We're in a situation today where you look at basic fuels, we've got some 51 different blends that are required various places around the country because of our local air quality requirements. So what you do for St. Louis is different than what you do for Kansas City, is different than Chicago, different than Denver. And as I say, we got some 51 different blends that have to be manufactured. We haven't built a new refinery in this country in many, many a year because it's so hard to get it permitted. And so again, we're right up against the limits there in terms of the amount of refined product that's available especially for our transportation sector.
We will continue to push on the new source review idea. We got the change made in the regulations now. It's tied up in court. Some groups who didn't want us to make the change we wanted to make have taken it to court. And that should get resolved within the next -- hopefully within the next few months. And that may help some. But it's going to be a continuing problem for us until we find ways to get more product into the U.S. economy to meet those requirements at a reasonable price. And I know when you start to pay -- I can't imagine what it is to fill up one of those big rigs, but it's got to be a lot.
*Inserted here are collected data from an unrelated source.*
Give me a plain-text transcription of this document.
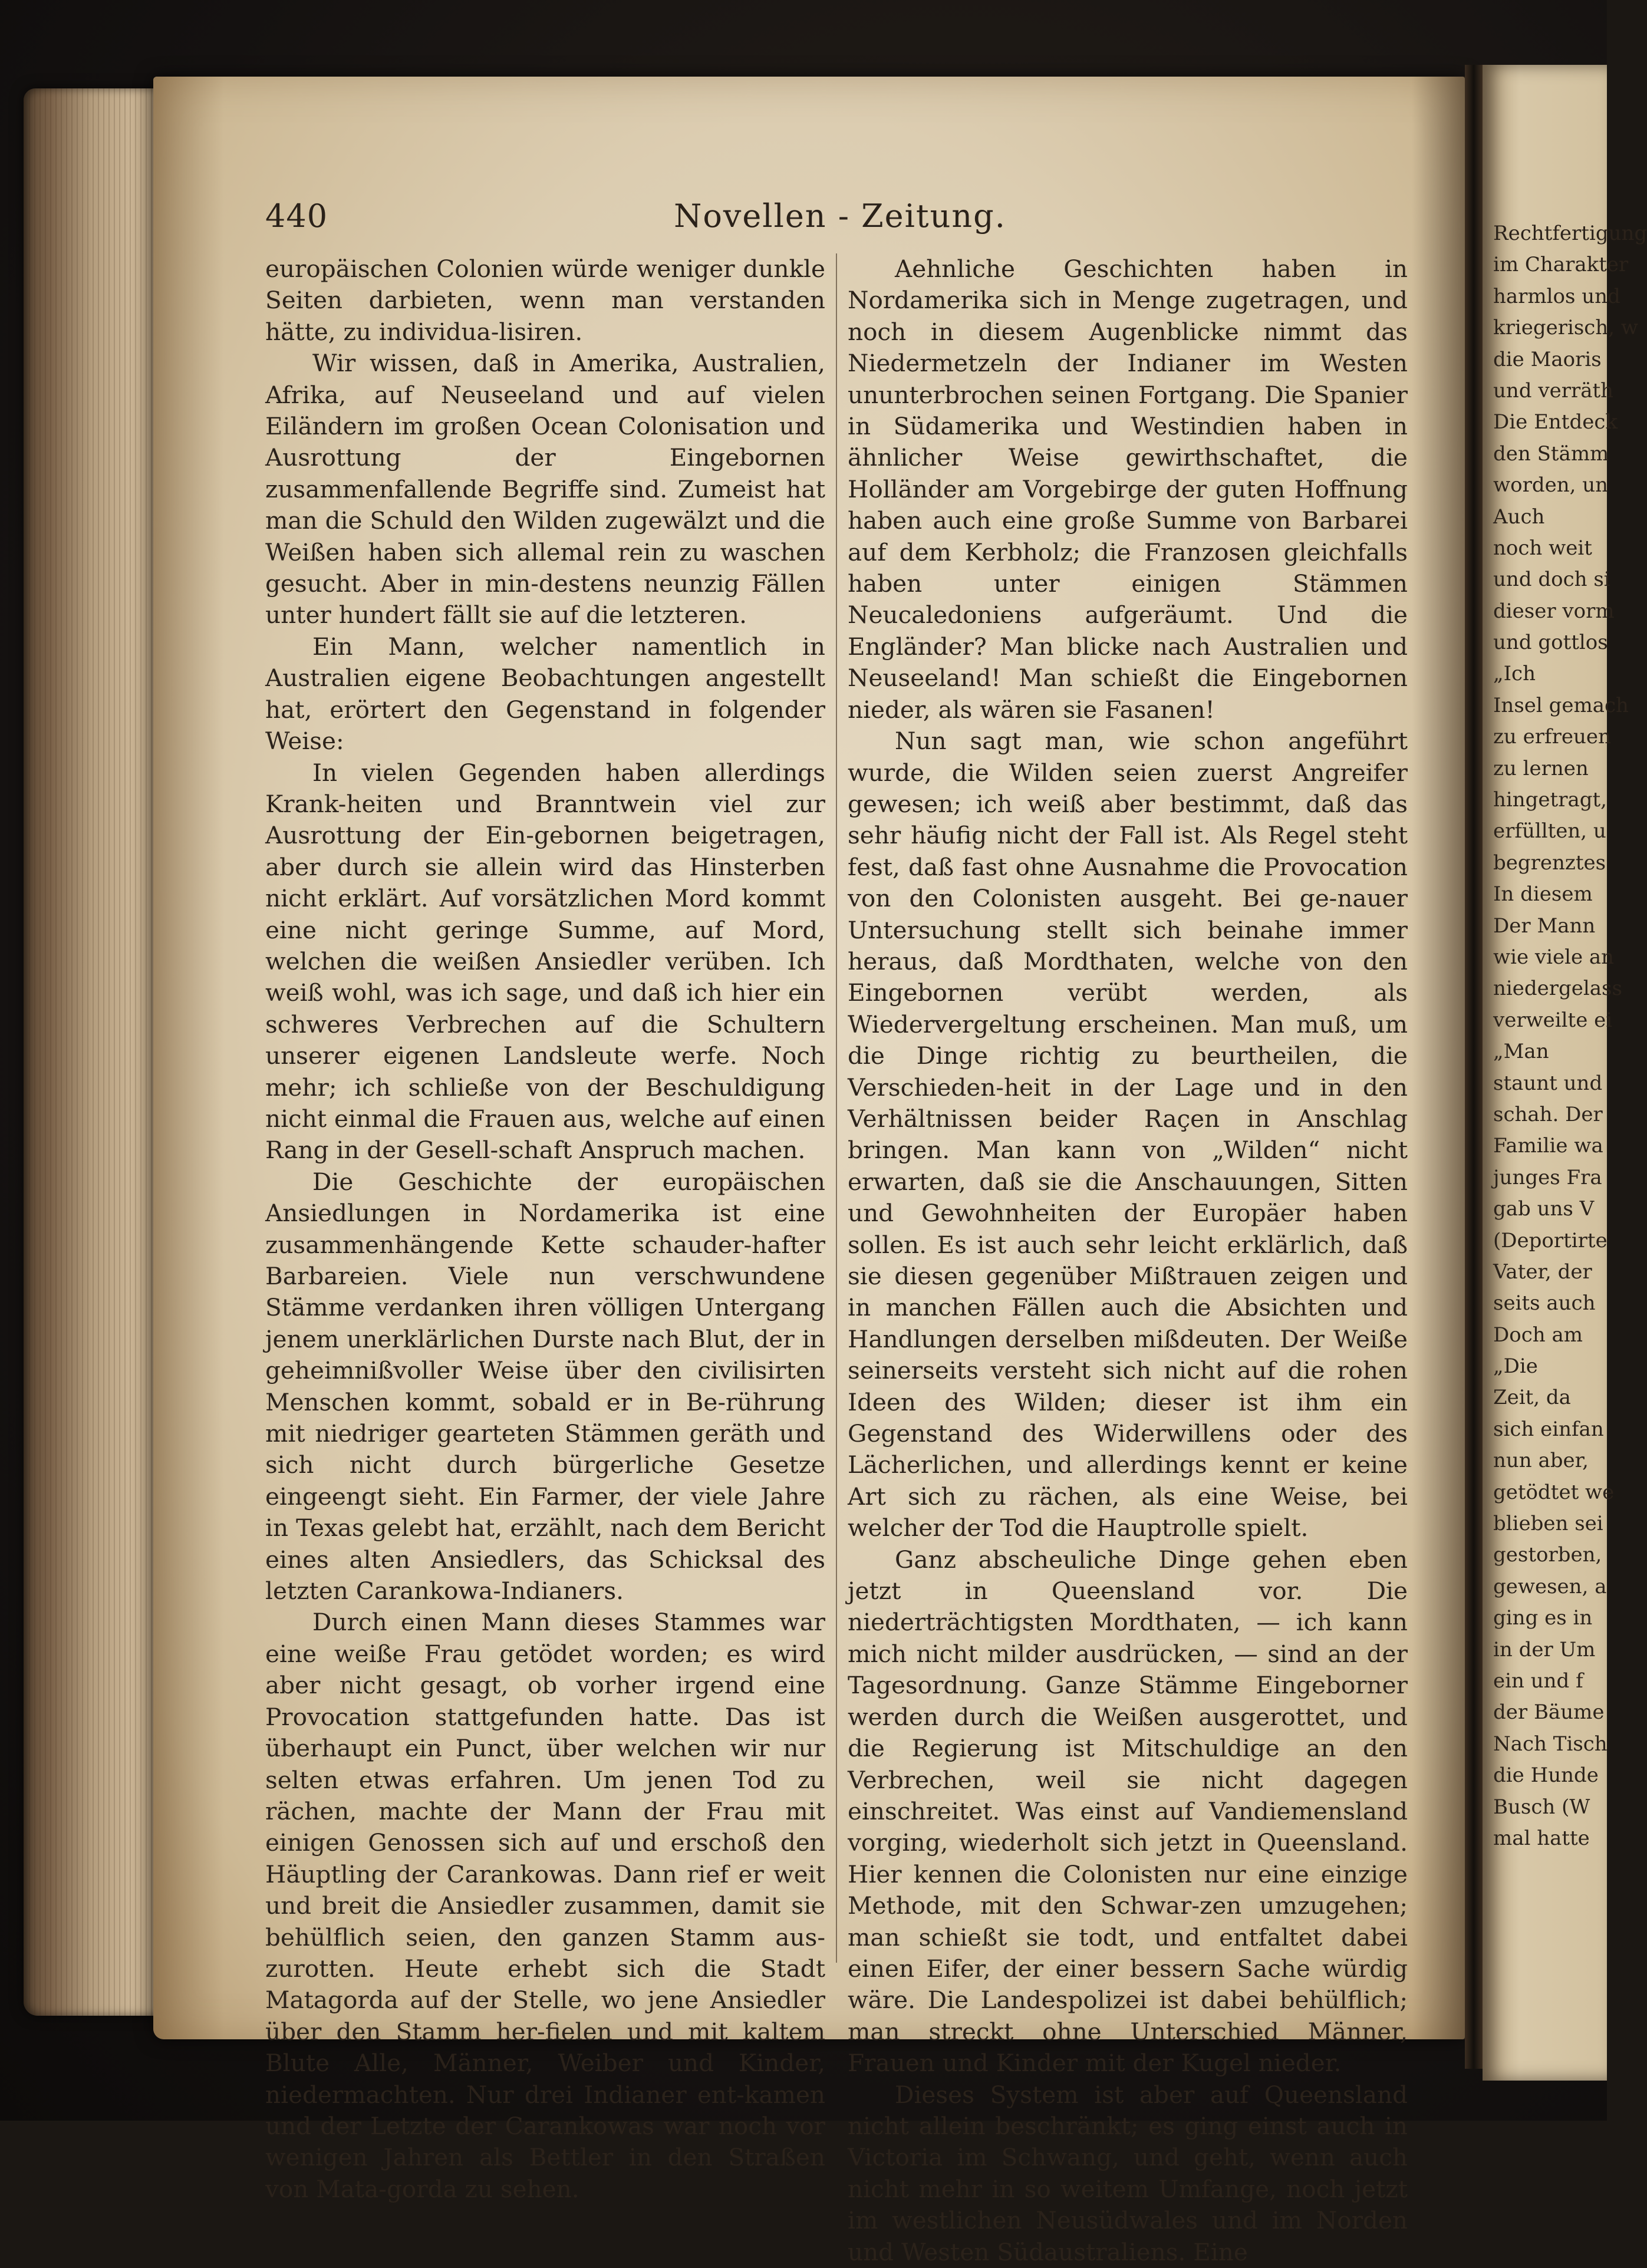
440	Novellen - Zeitung.

europäischen Colonien würde weniger dunkle Seiten darbieten, wenn man verstanden hätte, zu individua-lisiren.

Wir wissen, daß in Amerika, Australien, Afrika, auf Neuseeland und auf vielen Eiländern im großen Ocean Colonisation und Ausrottung der Eingebornen zusammenfallende Begriffe sind. Zumeist hat man die Schuld den Wilden zugewälzt und die Weißen haben sich allemal rein zu waschen gesucht. Aber in min-destens neunzig Fällen unter hundert fällt sie auf die letzteren.

Ein Mann, welcher namentlich in Australien eigene Beobachtungen angestellt hat, erörtert den Gegenstand in folgender Weise:

In vielen Gegenden haben allerdings Krank-heiten und Branntwein viel zur Ausrottung der Ein-gebornen beigetragen, aber durch sie allein wird das Hinsterben nicht erklärt. Auf vorsätzlichen Mord kommt eine nicht geringe Summe, auf Mord, welchen die weißen Ansiedler verüben. Ich weiß wohl, was ich sage, und daß ich hier ein schweres Verbrechen auf die Schultern unserer eigenen Landsleute werfe. Noch mehr; ich schließe von der Beschuldigung nicht einmal die Frauen aus, welche auf einen Rang in der Gesell-schaft Anspruch machen.

Die Geschichte der europäischen Ansiedlungen in Nordamerika ist eine zusammenhängende Kette schauder-hafter Barbareien. Viele nun verschwundene Stämme verdanken ihren völligen Untergang jenem unerklärlichen Durste nach Blut, der in geheimnißvoller Weise über den civilisirten Menschen kommt, sobald er in Be-rührung mit niedriger gearteten Stämmen geräth und sich nicht durch bürgerliche Gesetze eingeengt sieht. Ein Farmer, der viele Jahre in Texas gelebt hat, erzählt, nach dem Bericht eines alten Ansiedlers, das Schicksal des letzten Carankowa-Indianers.

Durch einen Mann dieses Stammes war eine weiße Frau getödet worden; es wird aber nicht gesagt, ob vorher irgend eine Provocation stattgefunden hatte. Das ist überhaupt ein Punct, über welchen wir nur selten etwas erfahren. Um jenen Tod zu rächen, machte der Mann der Frau mit einigen Genossen sich auf und erschoß den Häuptling der Carankowas. Dann rief er weit und breit die Ansiedler zusammen, damit sie behülflich seien, den ganzen Stamm aus-zurotten. Heute erhebt sich die Stadt Matagorda auf der Stelle, wo jene Ansiedler über den Stamm her-fielen und mit kaltem Blute Alle, Männer, Weiber und Kinder, niedermachten. Nur drei Indianer ent-kamen und der Letzte der Carankowas war noch vor wenigen Jahren als Bettler in den Straßen von Mata-gorda zu sehen.

Aehnliche Geschichten haben in Nordamerika sich in Menge zugetragen, und noch in diesem Augenblicke nimmt das Niedermetzeln der Indianer im Westen ununterbrochen seinen Fortgang. Die Spanier in Südamerika und Westindien haben in ähnlicher Weise gewirthschaftet, die Holländer am Vorgebirge der guten Hoffnung haben auch eine große Summe von Barbarei auf dem Kerbholz; die Franzosen gleichfalls haben unter einigen Stämmen Neucaledoniens aufgeräumt. Und die Engländer? Man blicke nach Australien und Neuseeland! Man schießt die Eingebornen nieder, als wären sie Fasanen!

Nun sagt man, wie schon angeführt wurde, die Wilden seien zuerst Angreifer gewesen; ich weiß aber bestimmt, daß das sehr häufig nicht der Fall ist. Als Regel steht fest, daß fast ohne Ausnahme die Provocation von den Colonisten ausgeht. Bei ge-nauer Untersuchung stellt sich beinahe immer heraus, daß Mordthaten, welche von den Eingebornen verübt werden, als Wiedervergeltung erscheinen. Man muß, um die Dinge richtig zu beurtheilen, die Verschieden-heit in der Lage und in den Verhältnissen beider Raçen in Anschlag bringen. Man kann von „Wilden“ nicht erwarten, daß sie die Anschauungen, Sitten und Gewohnheiten der Europäer haben sollen. Es ist auch sehr leicht erklärlich, daß sie diesen gegenüber Mißtrauen zeigen und in manchen Fällen auch die Absichten und Handlungen derselben mißdeuten. Der Weiße seinerseits versteht sich nicht auf die rohen Ideen des Wilden; dieser ist ihm ein Gegenstand des Widerwillens oder des Lächerlichen, und allerdings kennt er keine Art sich zu rächen, als eine Weise, bei welcher der Tod die Hauptrolle spielt.

Ganz abscheuliche Dinge gehen eben jetzt in Queensland vor. Die niederträchtigsten Mordthaten, — ich kann mich nicht milder ausdrücken, — sind an der Tagesordnung. Ganze Stämme Eingeborner werden durch die Weißen ausgerottet, und die Regierung ist Mitschuldige an den Verbrechen, weil sie nicht dagegen einschreitet. Was einst auf Vandiemensland vorging, wiederholt sich jetzt in Queensland. Hier kennen die Colonisten nur eine einzige Methode, mit den Schwar-zen umzugehen; man schießt sie todt, und entfaltet dabei einen Eifer, der einer bessern Sache würdig wäre. Die Landespolizei ist dabei behülflich; man streckt ohne Unterschied Männer, Frauen und Kinder mit der Kugel nieder.

Dieses System ist aber auf Queensland nicht allein beschränkt; es ging einst auch in Victoria im Schwang, und geht, wenn auch nicht mehr in so weitem Umfange, noch jetzt im westlichen Neusüdwales und im Norden und Westen Südaustraliens. Eine

Rechtfertigung
im Charakter
harmlos und
kriegerisch, w
die Maoris
und verräth
Die Entdeck
den Stämm
worden, un
Auch
noch weit
und doch si
dieser vorm
und gottlos
„Ich
Insel gemach
zu erfreuen
zu lernen
hingetragt,
erfüllten, u
begrenztes
In diesem
Der Mann
wie viele an
niedergelass
verweilte ei
„Man
staunt und
schah. Der
Familie wa
junges Fra
gab uns V
(Deportirte
Vater, der
seits auch
Doch am
„Die
Zeit, da
sich einfan
nun aber,
getödtet we
blieben sei
gestorben,
gewesen, a
ging es in
in der Um
ein und f
der Bäume
Nach Tisch
die Hunde
Busch (W
mal hatte
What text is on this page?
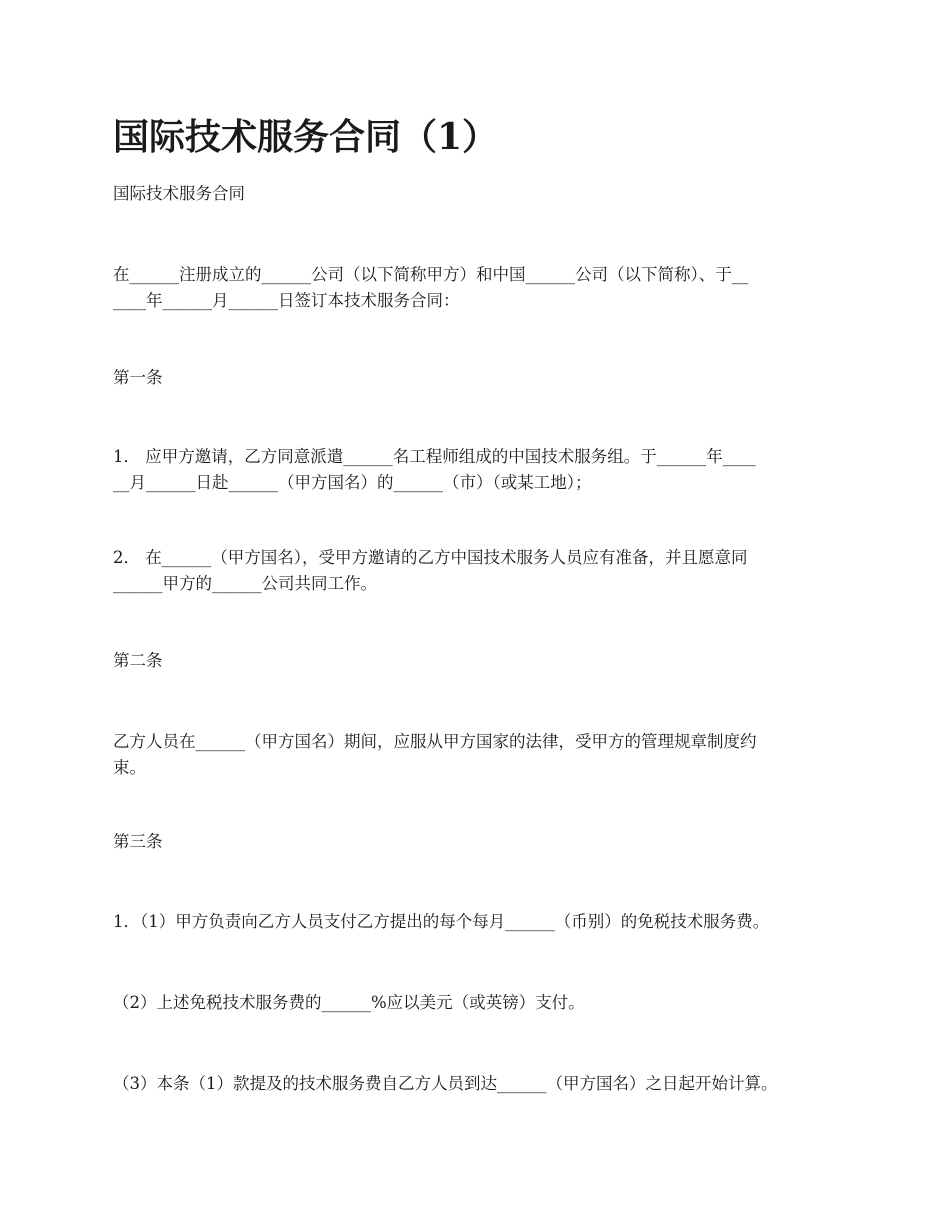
国际技术服务合同（1）

国际技术服务合同

在______注册成立的______公司（以下简称甲方）和中国______公司（以下简称）、于__
____年______月______日签订本技术服务合同：

第一条

1． 应甲方邀请，乙方同意派遣______名工程师组成的中国技术服务组。于______年____
__月______日赴______（甲方国名）的______（市）（或某工地）；

2． 在______（甲方国名），受甲方邀请的乙方中国技术服务人员应有准备，并且愿意同
______甲方的______公司共同工作。

第二条

乙方人员在______（甲方国名）期间，应服从甲方国家的法律，受甲方的管理规章制度约
束。

第三条

1．（1）甲方负责向乙方人员支付乙方提出的每个每月______（币别）的免税技术服务费。

（2）上述免税技术服务费的______%应以美元（或英镑）支付。

（3）本条（1）款提及的技术服务费自乙方人员到达______（甲方国名）之日起开始计算。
And it's affecting everybody.
MRS. CHENEY: Dick, I just got a signal, we can only have one more question.
THE VICE PRESIDENT: All right, you get to answer it. (Laughter.)
MRS. CHENEY: I like this lady in the cute, colored sweater. (Laughter.)
MRS. CHENEY: Do I still have the red dress? (Laughter.) Oh, my, no, but do I wish I did. (Laughter and applause.)
THE VICE PRESIDENT: We want to thank all of you for being here this morning. We really appreciate your turning out and taking the time to come spend a few moments with us. Again, as I say, this is an extraordinarily important election. We're going to make some decisions here that our kids and grandkids are going to live with, and very important that we get it right. I think it takes on the kind of significance, if you will, the kinds of decisions we had to make after World War II, as we got into the Cold War, and we had to create a Defense Department, and NATO, and when we first created the CIA -- a whole series of fundamental decisions that were made and then were pursued by successive administrations because it was a vital part of our security, and it worked. In the final analysis, we prevailed in the Cold War, and the Soviet Union is no more. As I say, and I'm an optimist, there's no reason in the world why with the right kind of leadership and the right kind of commitment and dedication from the American people we cannot, indeed, prevail in this conflict just as we have in every other.